After a break for lunch and the opportunity to talk to patients of ADEM, NMOSD, TM and MOGAD, where we discussed our similar experiences, we jumped right into an afternoon of informative educational talks on adapting to and embracing disability where GG DeFiebre led a panel discussion of herself and 3 other individuals who have experienced changes in their lives that have left them disabled. They gave us their insight on how they have adapted and learned to live full lives despite this abrupt and impactful change from the after-effects of these diseases. Their outlooks were all positive and we understood that there still needs to be more done to build a world of accessibility where they can participate in just about everything. We then spent some time learning about insurance and what some of the terms mean as well as what choices are out there. One thing we would have loved to hear about in this talk was a breakdown of the appeals process as well as how the peer-to-peer option works for those patients who have been denied treatment options.
The next presentation was given by Kyle Blackburn, a neuroimmunologist from UT Southwestern Medical Center, on the “Know RND” and the CORE TM Registry, which are registries being set up there for research in rare neuroimmune conditions. Following this was a really interesting presentation on the association of rare variants in genes of immune regulation with pediatric autoimmune CNS disease.

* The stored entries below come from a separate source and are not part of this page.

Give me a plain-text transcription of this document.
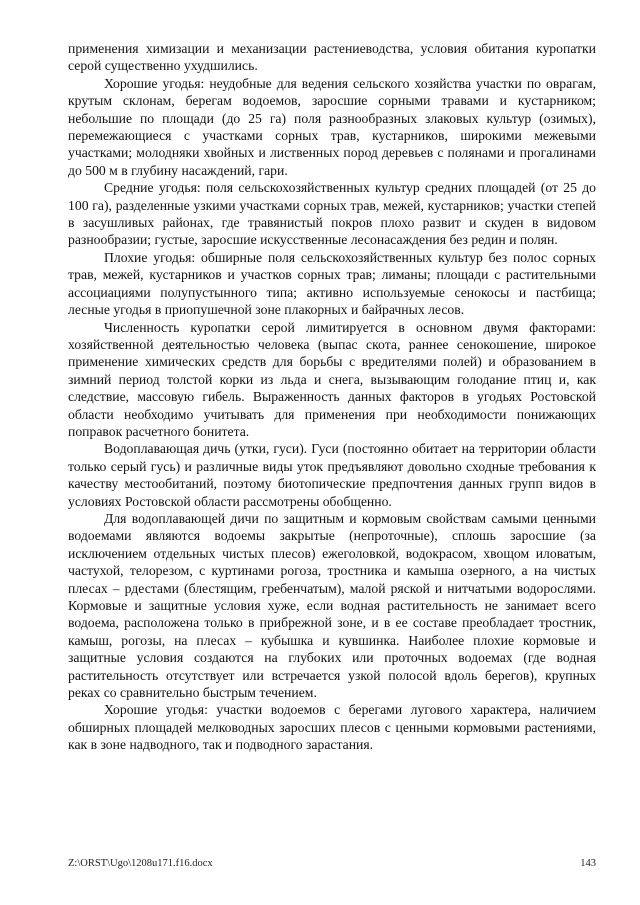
применения химизации и механизации растениеводства, условия обитания куропатки серой существенно ухудшились.

Хорошие угодья: неудобные для ведения сельского хозяйства участки по оврагам, крутым склонам, берегам водоемов, заросшие сорными травами и кустарником; небольшие по площади (до 25 га) поля разнообразных злаковых культур (озимых), перемежающиеся с участками сорных трав, кустарников, широкими межевыми участками; молодняки хвойных и лиственных пород деревьев с полянами и прогалинами до 500 м в глубину насаждений, гари.

Средние угодья: поля сельскохозяйственных культур средних площадей (от 25 до 100 га), разделенные узкими участками сорных трав, межей, кустарников; участки степей в засушливых районах, где травянистый покров плохо развит и скуден в видовом разнообразии; густые, заросшие искусственные лесонасаждения без редин и полян.

Плохие угодья: обширные поля сельскохозяйственных культур без полос сорных трав, межей, кустарников и участков сорных трав; лиманы; площади с растительными ассоциациями полупустынного типа; активно используемые сенокосы и пастбища; лесные угодья в приопушечной зоне плакорных и байрачных лесов.

Численность куропатки серой лимитируется в основном двумя факторами: хозяйственной деятельностью человека (выпас скота, раннее сенокошение, широкое применение химических средств для борьбы с вредителями полей) и образованием в зимний период толстой корки из льда и снега, вызывающим голодание птиц и, как следствие, массовую гибель. Выраженность данных факторов в угодьях Ростовской области необходимо учитывать для применения при необходимости понижающих поправок расчетного бонитета.

Водоплавающая дичь (утки, гуси). Гуси (постоянно обитает на территории области только серый гусь) и различные виды уток предъявляют довольно сходные требования к качеству местообитаний, поэтому биотопические предпочтения данных групп видов в условиях Ростовской области рассмотрены обобщенно.

Для водоплавающей дичи по защитным и кормовым свойствам самыми ценными водоемами являются водоемы закрытые (непроточные), сплошь заросшие (за исключением отдельных чистых плесов) ежеголовкой, водокрасом, хвощом иловатым, частухой, телорезом, с куртинами рогоза, тростника и камыша озерного, а на чистых плесах – рдестами (блестящим, гребенчатым), малой ряской и нитчатыми водорослями. Кормовые и защитные условия хуже, если водная растительность не занимает всего водоема, расположена только в прибрежной зоне, и в ее составе преобладает тростник, камыш, рогозы, на плесах – кубышка и кувшинка. Наиболее плохие кормовые и защитные условия создаются на глубоких или проточных водоемах (где водная растительность отсутствует или встречается узкой полосой вдоль берегов), крупных реках со сравнительно быстрым течением.

Хорошие угодья: участки водоемов с берегами лугового характера, наличием обширных площадей мелководных заросших плесов с ценными кормовыми растениями, как в зоне надводного, так и подводного зарастания.

Z:\ORST\Ugo\1208u171.f16.docx	143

It was fascinating to see that while much more research needs to be done, there are some of these rare variants that maybe play a role in MOGAD as an associated immune dysregulation condition and as a relapsing biomarker in MOGAD. After a short break, Dr. Cynthia Wang, a neuroimmunologist from UT Southwestern Medical Center, discussed new insights on ADEM. These talks as well as all talks from previous days will be available via the SRNA website, so please check them out when they are available.
We finished the day with an open Q&A session and everyone scurried out after goodbye hugs. All in all, we caught up with old friends, greeted new ones with open arms and made invaluable connections for The MOG Project in order to serve our community of tenacious hummingbird warriors, well into the coming months. We thank the SRNA for their generosity in allowing us to participate in this event and look forward to our continued work together, collaborating on projects and bringing the best we can to patients who suffer from these diseases.